Green Spaces

Although the Nine Mile Run Watershed is heavily urbanized, it is blessed with some significant greenspace, including Frick Park. Frick is the largest of Pittsburgh's four great city parks and will total close to 600 acres after the restored Nine Mile Run Stream valley is annexed at the end of the stream restoration. Other greenspace in the watershed includes many smaller neighborhood parks throughout the other municipalities, vacant lots and unpopulated wooded hillsides, as well as residents' properties.

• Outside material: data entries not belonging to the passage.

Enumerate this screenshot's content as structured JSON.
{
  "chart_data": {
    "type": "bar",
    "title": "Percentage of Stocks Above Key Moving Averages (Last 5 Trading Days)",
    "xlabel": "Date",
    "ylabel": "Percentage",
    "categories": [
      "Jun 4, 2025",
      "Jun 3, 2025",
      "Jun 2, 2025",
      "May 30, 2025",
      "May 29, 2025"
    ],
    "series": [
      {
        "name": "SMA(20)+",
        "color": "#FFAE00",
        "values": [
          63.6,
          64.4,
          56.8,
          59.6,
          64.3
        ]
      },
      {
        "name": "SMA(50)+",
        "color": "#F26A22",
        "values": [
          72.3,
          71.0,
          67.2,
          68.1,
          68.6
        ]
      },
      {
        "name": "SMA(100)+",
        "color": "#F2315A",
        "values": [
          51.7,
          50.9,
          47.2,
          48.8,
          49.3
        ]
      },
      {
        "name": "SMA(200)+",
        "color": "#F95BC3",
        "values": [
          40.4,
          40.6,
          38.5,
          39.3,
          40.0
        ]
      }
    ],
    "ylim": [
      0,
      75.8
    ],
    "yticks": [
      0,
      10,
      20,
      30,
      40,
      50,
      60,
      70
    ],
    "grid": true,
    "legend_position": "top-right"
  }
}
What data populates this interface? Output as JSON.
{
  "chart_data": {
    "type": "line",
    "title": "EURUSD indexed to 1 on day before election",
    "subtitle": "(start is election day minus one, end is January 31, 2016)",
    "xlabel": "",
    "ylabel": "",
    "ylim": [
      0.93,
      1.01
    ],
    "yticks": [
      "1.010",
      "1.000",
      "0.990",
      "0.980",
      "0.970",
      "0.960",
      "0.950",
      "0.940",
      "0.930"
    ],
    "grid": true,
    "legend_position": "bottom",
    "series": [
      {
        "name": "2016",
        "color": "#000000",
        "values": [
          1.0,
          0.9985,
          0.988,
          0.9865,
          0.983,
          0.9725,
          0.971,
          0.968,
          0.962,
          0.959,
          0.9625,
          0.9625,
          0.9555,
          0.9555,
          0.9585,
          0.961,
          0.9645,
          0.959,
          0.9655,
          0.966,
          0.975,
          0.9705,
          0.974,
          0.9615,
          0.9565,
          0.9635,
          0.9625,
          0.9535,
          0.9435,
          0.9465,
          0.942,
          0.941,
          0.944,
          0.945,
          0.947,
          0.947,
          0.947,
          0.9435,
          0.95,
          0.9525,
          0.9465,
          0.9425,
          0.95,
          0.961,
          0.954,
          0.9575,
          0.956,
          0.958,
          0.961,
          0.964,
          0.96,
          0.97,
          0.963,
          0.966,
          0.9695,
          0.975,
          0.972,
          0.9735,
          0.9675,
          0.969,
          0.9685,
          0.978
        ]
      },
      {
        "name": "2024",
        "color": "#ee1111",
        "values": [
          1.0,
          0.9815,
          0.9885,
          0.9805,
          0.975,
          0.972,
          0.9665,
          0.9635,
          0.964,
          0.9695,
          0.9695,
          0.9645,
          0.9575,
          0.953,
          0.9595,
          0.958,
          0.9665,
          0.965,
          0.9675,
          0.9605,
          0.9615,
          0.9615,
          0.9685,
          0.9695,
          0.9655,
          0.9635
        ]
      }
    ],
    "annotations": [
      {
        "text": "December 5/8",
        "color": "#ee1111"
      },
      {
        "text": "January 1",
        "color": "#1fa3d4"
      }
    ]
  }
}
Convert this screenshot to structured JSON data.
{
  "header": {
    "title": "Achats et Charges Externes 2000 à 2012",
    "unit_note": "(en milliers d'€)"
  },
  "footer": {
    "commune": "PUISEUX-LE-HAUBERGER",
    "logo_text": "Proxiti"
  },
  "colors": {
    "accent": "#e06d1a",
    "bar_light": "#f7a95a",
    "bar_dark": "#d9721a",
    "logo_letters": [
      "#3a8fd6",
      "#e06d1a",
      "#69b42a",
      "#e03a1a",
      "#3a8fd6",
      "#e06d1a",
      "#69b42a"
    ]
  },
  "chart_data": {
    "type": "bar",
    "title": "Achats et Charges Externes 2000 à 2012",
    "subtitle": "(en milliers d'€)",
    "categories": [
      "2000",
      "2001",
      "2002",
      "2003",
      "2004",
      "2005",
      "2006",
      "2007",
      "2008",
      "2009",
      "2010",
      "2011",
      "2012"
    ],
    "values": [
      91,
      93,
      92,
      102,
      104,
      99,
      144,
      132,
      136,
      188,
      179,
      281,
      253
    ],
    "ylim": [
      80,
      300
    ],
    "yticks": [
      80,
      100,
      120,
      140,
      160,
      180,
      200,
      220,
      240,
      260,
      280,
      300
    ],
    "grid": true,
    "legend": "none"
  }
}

Greenspaces are invaluable to an urban watershed for several reasons; their plants and permeable ground absorb stormwater that recharges the groundwater table and would otherwise end up in storm pipes, and they provide habitat for wildlife and recreational opportunities for humans. Greenspace adds to the quality of life in urban neighborhoods in economic, environmental, and aesthetic ways.

Frick and some of the neighborhood parks are in a more natural state, with many trees and plants, than residents' properties and vacant lots. Vacant lots are usually filled with dangerous debris and have very poor, and in most cases impermeable, soil on them. Residents' properties often have lawns which are treated with chemical pesticides and fertilizers that make their way into our waterways. And lawns are often as impermeable as asphalt when it comes to stormwater absorption. Even our park greenspaces are filled with non-native invasive plant species that ruin habitat for native plants and animals.

NMRWA helps address these greenspace issues through our stewardship programming. Urban EcoStewards adopt plots of land in our parks to monitor invasives and native plantings. GreenLinks works with Wilkinsburg residents to enhance greenspace by turning vacant lots into community gardens and offering residents assistance in planting trees in their neighborhoods. By enhancing greenspace throughout the watershed, we can positively impact the health of Nine Mile Run and our communities at the same time.